Racism rejected

The government of Israel is working methodically and quickly to build a fence on its mostly unfenced border with the Sinai. There are valid security reasons for doing so, especially in light of the hostile Hamas rulers in Gaza who employ a cadre of smugglers and other cutthroats near that vulnerable area for purposes inimical to the Jewish state.

But there is another very urgent reason for Israel’s fence-building on the Sinai border. It was reported on Israeli television last week that hundreds of thousands of migrants from the Horn of Africa, mostly from Sudan, are said to be on their way to Israel, a long line of humanity looking to escape the utter poverty, destitution and disease of their homeland for the possibility of sanctuary, if not new beginning, in Israel. At considerable reward, Bedouins smuggle the human cargo into Israel.
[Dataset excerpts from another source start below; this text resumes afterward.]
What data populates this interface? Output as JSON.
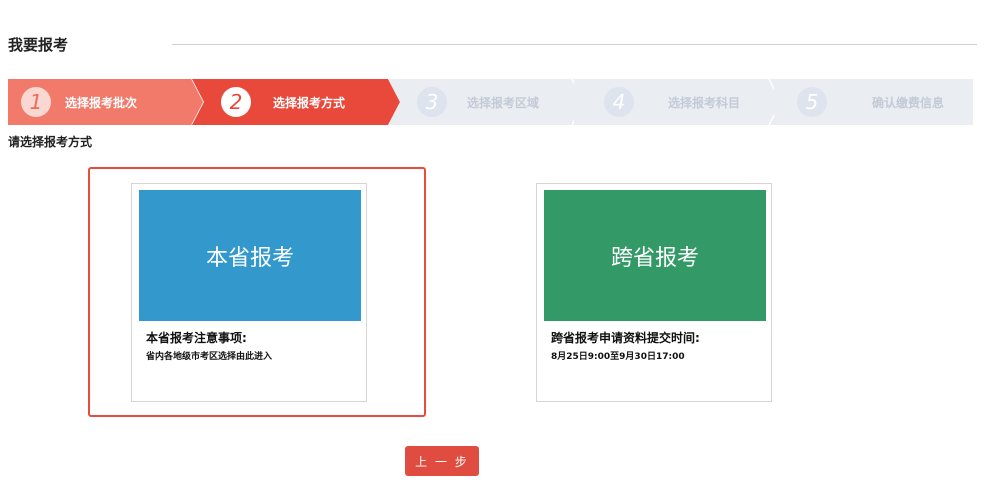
{
  "page": {
    "title": "我要报考",
    "subtitle": "请选择报考方式"
  },
  "steps": [
    {
      "num": "1",
      "label": "选择报考批次",
      "state": "done"
    },
    {
      "num": "2",
      "label": "选择报考方式",
      "state": "active"
    },
    {
      "num": "3",
      "label": "选择报考区域",
      "state": "todo"
    },
    {
      "num": "4",
      "label": "选择报考科目",
      "state": "todo"
    },
    {
      "num": "5",
      "label": "确认缴费信息",
      "state": "todo"
    }
  ],
  "options": {
    "local": {
      "banner": "本省报考",
      "note_title": "本省报考注意事项:",
      "note_body": "省内各地级市考区选择由此进入",
      "color": "#3398cc",
      "selected": true
    },
    "cross": {
      "banner": "跨省报考",
      "note_title": "跨省报考申请资料提交时间:",
      "note_body": "8月25日9:00至9月30日17:00",
      "color": "#339966",
      "selected": false
    }
  },
  "buttons": {
    "prev": "上 一 步"
  },
  "colors": {
    "step_done": "#f27a6b",
    "step_active": "#e8493a",
    "step_todo": "#eaedf1",
    "accent": "#e74c3c"
  }
}
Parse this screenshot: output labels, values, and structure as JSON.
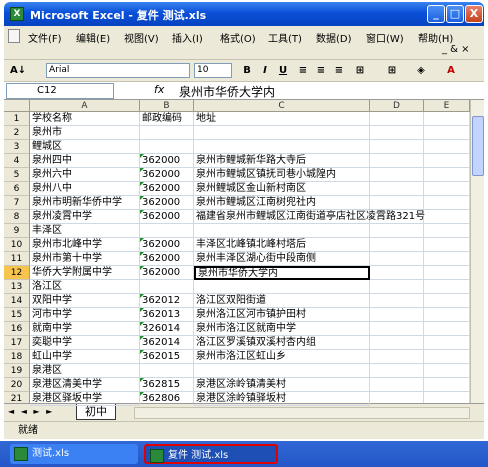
{
  "window": {
    "title": "Microsoft Excel - 复件 测试.xls",
    "controls": {
      "minimize": "_",
      "maximize": "□",
      "close": "X"
    }
  },
  "menu": {
    "items": [
      "文件(F)",
      "编辑(E)",
      "视图(V)",
      "插入(I)",
      "格式(O)",
      "工具(T)",
      "数据(D)",
      "窗口(W)",
      "帮助(H)"
    ],
    "doc_controls": "_ & ×"
  },
  "toolbar": {
    "sort_label": "A↓",
    "font_name": "Arial",
    "font_size": "10",
    "bold": "B",
    "italic": "I",
    "underline": "U",
    "fill_color": "#ffff00",
    "font_color": "#ff0000"
  },
  "formula_bar": {
    "cell_ref": "C12",
    "fx": "fx",
    "content": "泉州市华侨大学内"
  },
  "columns": [
    "A",
    "B",
    "C",
    "D",
    "E"
  ],
  "rows": [
    {
      "num": "1",
      "a": "学校名称",
      "b": "邮政编码",
      "c": "地址"
    },
    {
      "num": "2",
      "a": "泉州市",
      "b": "",
      "c": ""
    },
    {
      "num": "3",
      "a": "鲤城区",
      "b": "",
      "c": ""
    },
    {
      "num": "4",
      "a": "泉州四中",
      "b": "362000",
      "c": "泉州市鲤城新华路大寺后"
    },
    {
      "num": "5",
      "a": "泉州六中",
      "b": "362000",
      "c": "泉州市鲤城区镇抚司巷小城隍内"
    },
    {
      "num": "6",
      "a": "泉州八中",
      "b": "362000",
      "c": "泉州鲤城区金山新村南区"
    },
    {
      "num": "7",
      "a": "泉州市明新华侨中学",
      "b": "362000",
      "c": "泉州市鲤城区江南树兜社内"
    },
    {
      "num": "8",
      "a": "泉州凌霄中学",
      "b": "362000",
      "c": "福建省泉州市鲤城区江南街道亭店社区凌霄路321号"
    },
    {
      "num": "9",
      "a": "丰泽区",
      "b": "",
      "c": ""
    },
    {
      "num": "10",
      "a": "泉州市北峰中学",
      "b": "362000",
      "c": "丰泽区北峰镇北峰村塔后"
    },
    {
      "num": "11",
      "a": "泉州市第十中学",
      "b": "362000",
      "c": "泉州丰泽区湖心街中段南侧"
    },
    {
      "num": "12",
      "a": "华侨大学附属中学",
      "b": "362000",
      "c": "泉州市华侨大学内"
    },
    {
      "num": "13",
      "a": "洛江区",
      "b": "",
      "c": ""
    },
    {
      "num": "14",
      "a": "双阳中学",
      "b": "362012",
      "c": "洛江区双阳街道"
    },
    {
      "num": "15",
      "a": "河市中学",
      "b": "362013",
      "c": "泉州洛江区河市镇护田村"
    },
    {
      "num": "16",
      "a": "就南中学",
      "b": "326014",
      "c": "泉州市洛江区就南中学"
    },
    {
      "num": "17",
      "a": "奕聪中学",
      "b": "362014",
      "c": "洛江区罗溪镇双溪村杏内组"
    },
    {
      "num": "18",
      "a": "虹山中学",
      "b": "362015",
      "c": "泉州市洛江区虹山乡"
    },
    {
      "num": "19",
      "a": "泉港区",
      "b": "",
      "c": ""
    },
    {
      "num": "20",
      "a": "泉港区清美中学",
      "b": "362815",
      "c": "泉港区涂岭镇清美村"
    },
    {
      "num": "21",
      "a": "泉港区驿坂中学",
      "b": "362806",
      "c": "泉港区涂岭镇驿坂村"
    }
  ],
  "active_row": "12",
  "sheet_tabs": {
    "arrows": "◄ ◄ ► ►",
    "active": "初中"
  },
  "status": "就绪",
  "taskbar": [
    {
      "label": "测试.xls"
    },
    {
      "label": "复件 测试.xls"
    }
  ]
}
At all costs, they avoid the Egyptian security forces, for they know the Egyptians shoot the smugglers and the migrants.

It is estimated that some 1,000 illegal migrants cross the Sinai into Israel each month. More than 50,000 such migrants are already in Israel. Most live in the poor neighbourhoods of south Tel Aviv.

In the wake of a recent wave of violent crime in Tel Aviv, some of the city’s residents have grown uncomfortable with the presence of so large a number of illegal immigrants in their midst and with the lack of any government policy for dealing with the migrant influx.

A demonstration last week in south Tel Aviv against the illegal migrants became violent. Some protesters attacked migrants. Some smashed the windshield of a car carrying three migrants. Some set trash bins on fire. Some threw firecrackers at police and shouted ugly nasty epithets at the Africans and at the government. Some of the nastiest epithets, alas, came from two Knesset members. One referred to the illegal migrants as a plague. The second called them a cancer.

Israeli Prime Minister Benjamin Netanyahu responded quickly and condemned the violence. “There is no place for the expressions or the actions that we witnessed last night.”

But he also acknowledged that the status quo cannot continue. “The migrant problem must be resolved, and we will resolve it. We will complete construction on the fence [along the Egyptian-Israeli border] within a few months, and soon we will begin returning the migrants to their countries of origin.”

Israel is in a quandary. It faces a social and security problem of immense proportion. To its credit, however, it has resolved to find a solution that is based upon pragmatic recourse, humanitarian considerations, regard for the legitimate fears of its citizens, the  application of the rule of law and a complete and utter rejection of racism, prejudice and bigotry.